ROANOKE TIMES

                         Roanoke Times
                 Copyright (c) 1995, Landmark Communications, Inc.

DATE: TUESDAY, March 16, 1993                   TAG: 9303160201
SECTION: VIRGINIA                    PAGE: A8   EDITION: METRO 
SOURCE: DANIEL HOWES STAFF WRITER
DATELINE:                                 LENGTH: Medium


POWER OUTAGES HAD MANY CARRYING WOOD AND HAULING WATER

Nothing, it seems, focuses the collective domestic mind like a power outage.

No lights.

No heat.

No bath.

No television or videos.

No freshly-brewed coffee, or really hot food.

The blizzard of '93 left thousands across Western Virginia without power, forcing families and friends to huddle around fireplaces and woodstoves for heat and sustenance. By sundown Monday, electricity - and heat - had been restored to many.

One Bedford County family, powerless since Saturday afternoon, gave new meaning to the term "living room." Camped in front of a roaring fireplace, they downed chicken soup and baked ham prepared as the storm moved over Georgia and the Carolinas on its way to Virginia.

"We've not been afraid - we've got a fireplace and all," Barbara Dezelich said Monday. "But we're getting on edge. It was OK the first day."

By Sunday, Dezelich made her way to a Kentucky Fried Chicken outlet, only to return to a still-dark family home in the Elk Gardens subdivision north of Bedford. With the power restored at 2:55 p.m. Monday, Dezelich's parents and younger sister tidied the house and cleaned out the refrigerator before luxuriating in hot showers.

"You really don't know the luxuries you have until something like this happens," said Dezelich, 39, a case manager for Central Virginia Community Services in Rustburg.

There were others.

Susan and Read Viemeister, horse farmers near Huddleston, lost power several times Saturday and Sunday - particularly maddening because they were trying to get some work done around the house.

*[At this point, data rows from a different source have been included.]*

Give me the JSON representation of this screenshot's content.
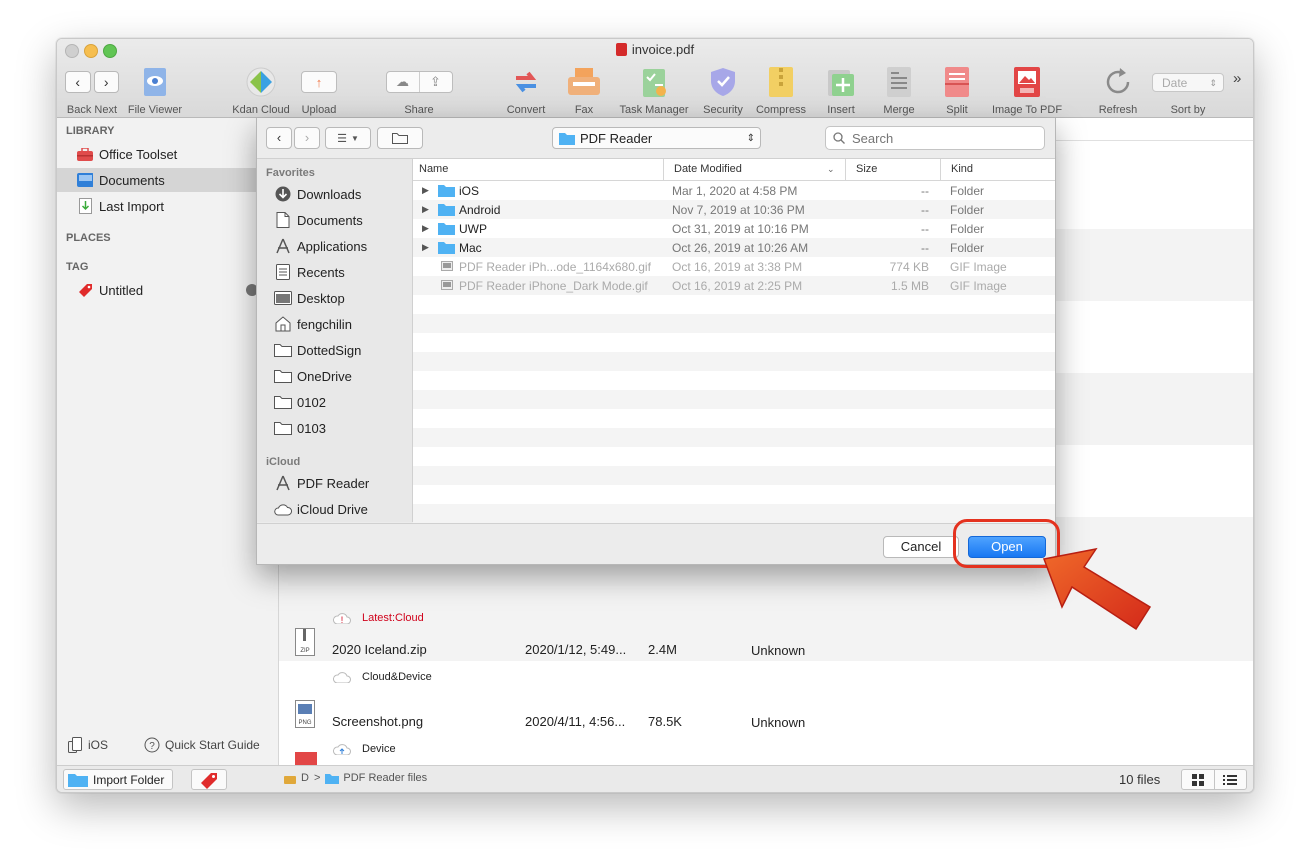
{
  "window": {
    "title": "invoice.pdf"
  },
  "toolbar": {
    "back_next_label": "Back Next",
    "file_viewer_label": "File Viewer",
    "kdan_cloud_label": "Kdan Cloud",
    "upload_label": "Upload",
    "share_label": "Share",
    "convert_label": "Convert",
    "fax_label": "Fax",
    "task_manager_label": "Task Manager",
    "security_label": "Security",
    "compress_label": "Compress",
    "insert_label": "Insert",
    "merge_label": "Merge",
    "split_label": "Split",
    "image_to_pdf_label": "Image To PDF",
    "refresh_label": "Refresh",
    "sort_by_label": "Sort by",
    "sort_value": "Date",
    "more_glyph": "»"
  },
  "sidebar": {
    "library_header": "LIBRARY",
    "items": [
      {
        "label": "Office Toolset"
      },
      {
        "label": "Documents"
      },
      {
        "label": "Last Import"
      }
    ],
    "places_header": "PLACES",
    "tag_header": "TAG",
    "tag_item": "Untitled",
    "ios_label": "iOS",
    "quick_start_label": "Quick Start Guide",
    "import_folder_label": "Import Folder"
  },
  "files": [
    {
      "name": "",
      "date": "",
      "size": "",
      "kind": "",
      "sync": "Latest:Cloud"
    },
    {
      "name": "2020 Iceland.zip",
      "date": "2020/1/12, 5:49...",
      "size": "2.4M",
      "kind": "Unknown",
      "sync": "Cloud&Device",
      "badge": "ZIP"
    },
    {
      "name": "Screenshot.png",
      "date": "2020/4/11, 4:56...",
      "size": "78.5K",
      "kind": "Unknown",
      "sync": "Device",
      "badge": "PNG"
    }
  ],
  "statusbar": {
    "path_drive": "D",
    "path_sep": ">",
    "path_folder": "PDF Reader files",
    "file_count": "10 files"
  },
  "dialog": {
    "location": "PDF Reader",
    "search_placeholder": "Search",
    "favorites_header": "Favorites",
    "favorites": [
      "Downloads",
      "Documents",
      "Applications",
      "Recents",
      "Desktop",
      "fengchilin",
      "DottedSign",
      "OneDrive",
      "0102",
      "0103"
    ],
    "icloud_header": "iCloud",
    "icloud_items": [
      "PDF Reader",
      "iCloud Drive"
    ],
    "columns": {
      "name": "Name",
      "date": "Date Modified",
      "size": "Size",
      "kind": "Kind"
    },
    "rows": [
      {
        "name": "iOS",
        "date": "Mar 1, 2020 at 4:58 PM",
        "size": "--",
        "kind": "Folder",
        "type": "folder"
      },
      {
        "name": "Android",
        "date": "Nov 7, 2019 at 10:36 PM",
        "size": "--",
        "kind": "Folder",
        "type": "folder"
      },
      {
        "name": "UWP",
        "date": "Oct 31, 2019 at 10:16 PM",
        "size": "--",
        "kind": "Folder",
        "type": "folder"
      },
      {
        "name": "Mac",
        "date": "Oct 26, 2019 at 10:26 AM",
        "size": "--",
        "kind": "Folder",
        "type": "folder"
      },
      {
        "name": "PDF Reader iPh...ode_1164x680.gif",
        "date": "Oct 16, 2019 at 3:38 PM",
        "size": "774 KB",
        "kind": "GIF Image",
        "type": "gif"
      },
      {
        "name": "PDF Reader iPhone_Dark Mode.gif",
        "date": "Oct 16, 2019 at 2:25 PM",
        "size": "1.5 MB",
        "kind": "GIF Image",
        "type": "gif"
      }
    ],
    "cancel_label": "Cancel",
    "open_label": "Open"
  },
  "colors": {
    "accent": "#1877f2",
    "highlight": "#e4321f",
    "sync_warning": "#d0021b",
    "folder": "#4fb2f3"
  }
}
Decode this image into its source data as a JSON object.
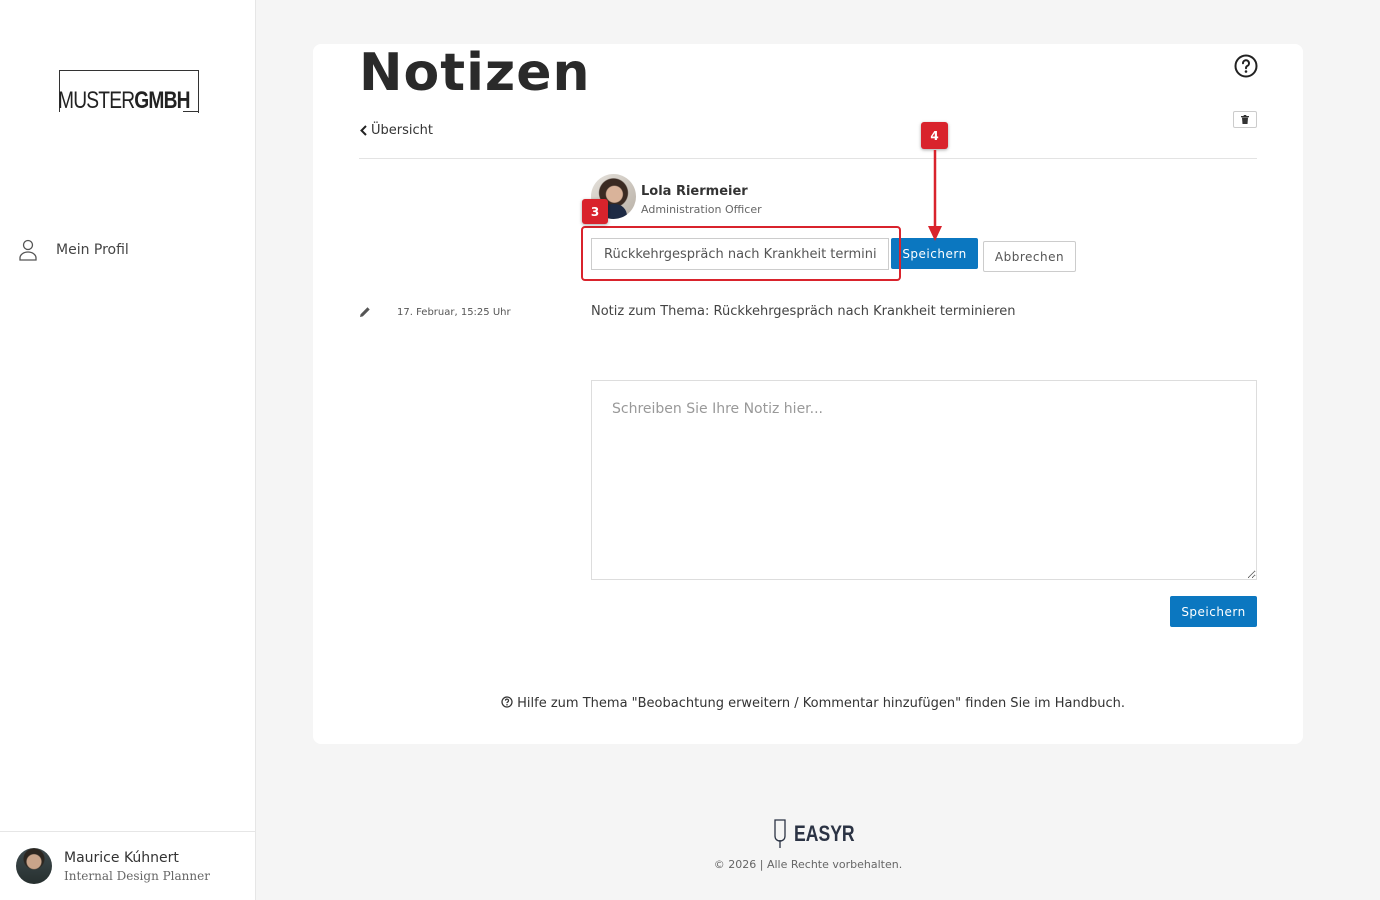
{
  "sidebar": {
    "logo": {
      "part1": "MUSTER",
      "part2": "GMBH"
    },
    "nav": [
      {
        "label": "Mein Profil"
      }
    ],
    "user": {
      "name": "Maurice Kúhnert",
      "role": "Internal Design Planner"
    }
  },
  "main": {
    "title": "Notizen",
    "back_label": "Übersicht",
    "author": {
      "name": "Lola Riermeier",
      "role": "Administration Officer"
    },
    "topic_input": {
      "value": "Rückkehrgespräch nach Krankheit terminieren"
    },
    "save_inline_label": "Speichern",
    "cancel_inline_label": "Abbrechen",
    "note": {
      "date": "17. Februar, 15:25 Uhr",
      "text": "Notiz zum Thema: Rückkehrgespräch nach Krankheit terminieren"
    },
    "textarea": {
      "placeholder": "Schreiben Sie Ihre Notiz hier..."
    },
    "save_main_label": "Speichern",
    "help_text": "Hilfe zum Thema \"Beobachtung erweitern / Kommentar hinzufügen\" finden Sie im Handbuch."
  },
  "annotations": {
    "badge_3": "3",
    "badge_4": "4",
    "color": "#d9232c"
  },
  "footer": {
    "brand": "EASYR",
    "copyright": "© 2026 | Alle Rechte vorbehalten."
  },
  "colors": {
    "primary": "#0b77c0",
    "accent_red": "#d9232c"
  }
}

"It just got too cold to do anything," Susan Viemeister said. "When you wake up and its 37 [degrees] inside the house - ahhhh . . ."

Worse, the Viemeisters couldn't get any water from their well - not when the generator they keep on hand for such emergencies didn't work as planned. "If the well was working, it wouldn't have been too bad," Susan Viemeister said.

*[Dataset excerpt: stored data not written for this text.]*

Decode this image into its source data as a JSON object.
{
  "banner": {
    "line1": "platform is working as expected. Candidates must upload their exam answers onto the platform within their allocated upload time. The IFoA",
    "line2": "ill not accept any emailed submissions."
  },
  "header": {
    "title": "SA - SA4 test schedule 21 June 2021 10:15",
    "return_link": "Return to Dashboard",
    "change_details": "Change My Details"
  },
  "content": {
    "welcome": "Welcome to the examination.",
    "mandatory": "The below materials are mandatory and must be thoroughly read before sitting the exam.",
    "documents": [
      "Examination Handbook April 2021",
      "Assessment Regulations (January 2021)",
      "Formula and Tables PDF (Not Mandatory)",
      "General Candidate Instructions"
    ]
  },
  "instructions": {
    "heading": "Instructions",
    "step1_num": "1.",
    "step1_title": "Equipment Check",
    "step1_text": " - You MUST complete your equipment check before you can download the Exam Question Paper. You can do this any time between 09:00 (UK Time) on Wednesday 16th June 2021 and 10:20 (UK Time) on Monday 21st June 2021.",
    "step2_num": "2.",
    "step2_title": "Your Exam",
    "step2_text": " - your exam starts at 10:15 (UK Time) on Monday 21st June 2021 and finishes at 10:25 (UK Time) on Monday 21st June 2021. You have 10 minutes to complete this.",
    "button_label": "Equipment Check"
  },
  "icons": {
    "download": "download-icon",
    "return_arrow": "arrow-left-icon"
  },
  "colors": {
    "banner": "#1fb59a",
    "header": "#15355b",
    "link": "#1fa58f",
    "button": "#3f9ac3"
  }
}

At the Peaks of Otter Lodge, guests expecting to enjoy panoramic views of a wonderfully horrible storm ended up doing so from the lodge sunroom, home to a large fireplace. Rather than complain when the power died around 4 p.m. Saturday, Clement Sydnor and his friends made the best of it.

They ate food prepared on gas stoves.

They played cards, told jokes and sang songs.

Some took walks.

"It really hasn't been a hardship," said Sydnor, a minister from Virginia Beach. "The service here has just been excellent."

For the past 14 years, Sydnor and his wife have been part of a group that's met at the Peaks on the second weekend in March. The way he figures it, this trip will be one they're likely to remember - but hopefully not repeat.

By 10 p.m. Monday, Appalachian Power Co. said 2,500 customers in its Roanoke division - from New Castle and Fincastle south to the North Carolina border - still remained without power, down from a peak of 17,000 on midday Saturday. Only 20 customers in the Roanoke Valley - most in the Goodview area of Bedford County - still were without power. In Henry County, 1,920 homes still were dark, as were 560 in Patrick County and 10 in Franklin County.

In Apco's eight-county Pulaski District, 900 customers had no electricity. Hardest hit were Montgomery and Floyd counties, where 350 customers awaited resumption of their power.

A Virginia Power Co. spokeswoman in Charlottesville said 580 customers aroundBuchanan still were without power Monday. Another 100 customers in Rockbridge County, most in isolated areas, had power restored by 8 p.m. Sunday.